原書の『The Deficit Myth』が今年6月に刊行されてから、あまり間を置かずに邦訳が出されたことに感謝したい。

帯にもある通り、重要な結論は“財源は絶対に尽きない”という事実にある。「財政赤字は悪であり、いずれ財政破綻を招く」という誤った神話が深く刷り込まれたことで、社会が受けてきたダメージは計り知れない。そして、これはわが日本に限ったことではなく、米国でも全く同様であることを改めて知ることができた。

ポール・クルーグマン氏との論争などを見て、ケルトン氏には女傑という印象を持っていたが、やはり非常に強い信念を持ってMMTを主張しているようだ。投資家であって経済学者ではないウォーレン・モズラー氏との出会いがMMT派となるきっかけであったことや、強い反発を覚えながらも徹底的に事実を突き詰めていった経緯なども明かされており、平易な表現を用いながらも決して水準を落とさない筆致で、順を追ってMMTを理解できる内容になっている。翻訳の水準も高いと思う。

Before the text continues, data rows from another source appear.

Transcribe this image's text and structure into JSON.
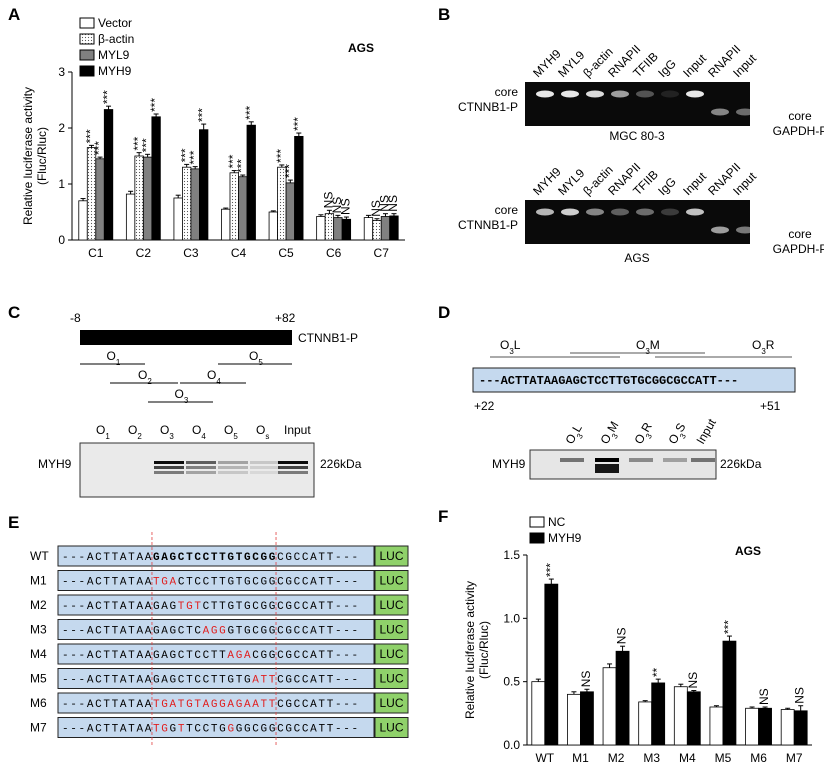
{
  "panel_labels": [
    "A",
    "B",
    "C",
    "D",
    "E",
    "F"
  ],
  "chart_data": [
    {
      "type": "bar",
      "title": "AGS",
      "ylabel": [
        "Relative luciferase activity",
        "(Fluc/Rluc)"
      ],
      "categories": [
        "C1",
        "C2",
        "C3",
        "C4",
        "C5",
        "C6",
        "C7"
      ],
      "series": [
        {
          "name": "Vector",
          "color": "#ffffff",
          "values": [
            0.7,
            0.82,
            0.75,
            0.55,
            0.5,
            0.42,
            0.4
          ],
          "errors": [
            0.04,
            0.05,
            0.05,
            0.02,
            0.02,
            0.03,
            0.04
          ]
        },
        {
          "name": "β-actin",
          "color": "#ffffff",
          "pattern": "dots",
          "values": [
            1.65,
            1.5,
            1.3,
            1.2,
            1.3,
            0.47,
            0.35
          ],
          "errors": [
            0.04,
            0.06,
            0.05,
            0.04,
            0.04,
            0.06,
            0.03
          ],
          "significance": [
            "***",
            "***",
            "***",
            "***",
            "***",
            "NS",
            "NS"
          ]
        },
        {
          "name": "MYL9",
          "color": "#808080",
          "values": [
            1.45,
            1.48,
            1.27,
            1.13,
            1.02,
            0.4,
            0.42
          ],
          "errors": [
            0.03,
            0.05,
            0.04,
            0.03,
            0.05,
            0.04,
            0.05
          ],
          "significance": [
            "***",
            "***",
            "***",
            "***",
            "***",
            "NS",
            "NS"
          ]
        },
        {
          "name": "MYH9",
          "color": "#000000",
          "values": [
            2.33,
            2.2,
            1.97,
            2.05,
            1.85,
            0.37,
            0.43
          ],
          "errors": [
            0.06,
            0.05,
            0.1,
            0.06,
            0.06,
            0.04,
            0.04
          ],
          "significance": [
            "***",
            "***",
            "***",
            "***",
            "***",
            "NS",
            "NS"
          ]
        }
      ],
      "ylim": [
        0,
        3
      ],
      "yticks": [
        0,
        1,
        2,
        3
      ]
    },
    {
      "type": "bar",
      "title": "AGS",
      "ylabel": [
        "Relative luciferase activity",
        "(Fluc/Rluc)"
      ],
      "categories": [
        "WT",
        "M1",
        "M2",
        "M3",
        "M4",
        "M5",
        "M6",
        "M7"
      ],
      "series": [
        {
          "name": "NC",
          "color": "#ffffff",
          "values": [
            0.5,
            0.4,
            0.61,
            0.34,
            0.46,
            0.3,
            0.29,
            0.28
          ],
          "errors": [
            0.02,
            0.02,
            0.03,
            0.01,
            0.02,
            0.01,
            0.01,
            0.01
          ]
        },
        {
          "name": "MYH9",
          "color": "#000000",
          "values": [
            1.27,
            0.42,
            0.74,
            0.49,
            0.42,
            0.82,
            0.29,
            0.27
          ],
          "errors": [
            0.04,
            0.02,
            0.04,
            0.03,
            0.01,
            0.04,
            0.01,
            0.04
          ],
          "significance": [
            "***",
            "NS",
            "NS",
            "**",
            "NS",
            "***",
            "NS",
            "NS"
          ]
        }
      ],
      "ylim": [
        0,
        1.5
      ],
      "yticks": [
        {
          "value": 0,
          "label": "0.0"
        },
        {
          "value": 0.5,
          "label": "0.5"
        },
        {
          "value": 1,
          "label": "1.0"
        },
        {
          "value": 1.5,
          "label": "1.5"
        }
      ]
    }
  ],
  "panel_b": {
    "gels": [
      {
        "lanes": [
          "MYH9",
          "MYL9",
          "β-actin",
          "RNAPII",
          "TFIIB",
          "IgG",
          "Input",
          "RNAPII",
          "Input"
        ],
        "left_label": [
          "core",
          "CTNNB1-P"
        ],
        "right_label": [
          "core",
          "GAPDH-P"
        ],
        "caption": "MGC 80-3"
      },
      {
        "lanes": [
          "MYH9",
          "MYL9",
          "β-actin",
          "RNAPII",
          "TFIIB",
          "IgG",
          "Input",
          "RNAPII",
          "Input"
        ],
        "left_label": [
          "core",
          "CTNNB1-P"
        ],
        "right_label": [
          "core",
          "GAPDH-P"
        ],
        "caption": "AGS"
      }
    ]
  },
  "panel_c": {
    "start": "-8",
    "end": "+82",
    "region": "CTNNB1-P",
    "oligos": [
      {
        "base": "O",
        "sub": "1"
      },
      {
        "base": "O",
        "sub": "2"
      },
      {
        "base": "O",
        "sub": "3"
      },
      {
        "base": "O",
        "sub": "4"
      },
      {
        "base": "O",
        "sub": "5"
      }
    ],
    "lanes": [
      {
        "base": "O",
        "sub": "1"
      },
      {
        "base": "O",
        "sub": "2"
      },
      {
        "base": "O",
        "sub": "3"
      },
      {
        "base": "O",
        "sub": "4"
      },
      {
        "base": "O",
        "sub": "5"
      },
      {
        "base": "O",
        "sub": "s"
      },
      {
        "base": "Input"
      }
    ],
    "protein": "MYH9",
    "size": "226kDa"
  },
  "panel_d": {
    "probes": [
      {
        "base": "O",
        "sub": "3",
        "suffix": "L"
      },
      {
        "base": "O",
        "sub": "3",
        "suffix": "M"
      },
      {
        "base": "O",
        "sub": "3",
        "suffix": "R"
      }
    ],
    "sequence": "---ACTTATAAGAGCTCCTTGTGCGGCGCCATT---",
    "start": "+22",
    "end": "+51",
    "lanes": [
      {
        "base": "O",
        "sub": "3",
        "suffix": "L"
      },
      {
        "base": "O",
        "sub": "3",
        "suffix": "M"
      },
      {
        "base": "O",
        "sub": "3",
        "suffix": "R"
      },
      {
        "base": "O",
        "sub": "3",
        "suffix": "S"
      },
      {
        "base": "Input"
      }
    ],
    "protein": "MYH9",
    "size": "226kDa"
  },
  "panel_e": {
    "reporter": "LUC",
    "rows": [
      {
        "name": "WT",
        "segments": [
          {
            "text": "---ACTTATAA"
          },
          {
            "text": "GAGCTCCTTGTGCGG",
            "bold": true
          },
          {
            "text": "CGCCATT---"
          }
        ]
      },
      {
        "name": "M1",
        "segments": [
          {
            "text": "---ACTTATAA"
          },
          {
            "text": "TGA",
            "mutated": true
          },
          {
            "text": "CTCCTTGTGCGGCGCCATT---"
          }
        ]
      },
      {
        "name": "M2",
        "segments": [
          {
            "text": "---ACTTATAAGAG"
          },
          {
            "text": "TGT",
            "mutated": true
          },
          {
            "text": "CTTGTGCGGCGCCATT---"
          }
        ]
      },
      {
        "name": "M3",
        "segments": [
          {
            "text": "---ACTTATAAGAGCTC"
          },
          {
            "text": "AGG",
            "mutated": true
          },
          {
            "text": "GTGCGGCGCCATT---"
          }
        ]
      },
      {
        "name": "M4",
        "segments": [
          {
            "text": "---ACTTATAAGAGCTCCTT"
          },
          {
            "text": "AGA",
            "mutated": true
          },
          {
            "text": "CGGCGCCATT---"
          }
        ]
      },
      {
        "name": "M5",
        "segments": [
          {
            "text": "---ACTTATAAGAGCTCCTTGTG"
          },
          {
            "text": "ATT",
            "mutated": true
          },
          {
            "text": "CGCCATT---"
          }
        ]
      },
      {
        "name": "M6",
        "segments": [
          {
            "text": "---ACTTATAA"
          },
          {
            "text": "TGATGTAGGAGAATT",
            "mutated": true
          },
          {
            "text": "CGCCATT---"
          }
        ]
      },
      {
        "name": "M7",
        "segments": [
          {
            "text": "---ACTTATAA"
          },
          {
            "text": "TG",
            "mutated": true
          },
          {
            "text": "G"
          },
          {
            "text": "T",
            "mutated": true
          },
          {
            "text": "TCCTG"
          },
          {
            "text": "G",
            "mutated": true
          },
          {
            "text": "GGCGGCGCCATT---"
          }
        ]
      }
    ]
  }
}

財政支出の削減を主張する(共和党に多い)財政タカ派も、富裕層増税等の歳入増を主張する(民主党に多い)財政ハト派も、どちらも均衡財政という前提が間違っている点では同罪であるという指摘は重い。自身がアドバイザーを務めていたバーニー・サンダース氏にすら、辛辣な評価を下しているのは意外だった。国家財政についての根本的な誤りは、イデオロギーや党派を問わずほぼ全ての政治家を蝕んでいるらしい。

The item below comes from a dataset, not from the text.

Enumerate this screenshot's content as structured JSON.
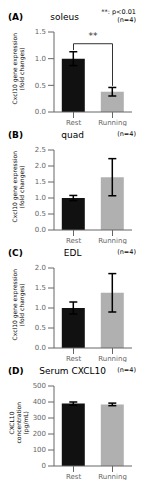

日本人としては悪い印象しかないルーズベルト(FDR)が、道半ばに終わったとはいえ、壮大な社会保障制度の創設を目指していたことなど初めて知ったことも多く、米国の財政と社会保障の歴史や、誤った神話が強化されてきた経緯の他、就業保証制度(JGP)の真の意義についても理解を深めることができた。

信用創造や内生的貨幣供給論についての言及が欠けていることや解説の人選など不満もあるが、それを補って余りある価値がある良書である。

ケインズが「未開社会の遺物」と呼んだ「金本位制」ですら脱却までに長い時間を要したことに鑑みれば、決して簡単なことではないものの、これが常識となるなら世界の未来は間違いなくとても明るいものになるだろう。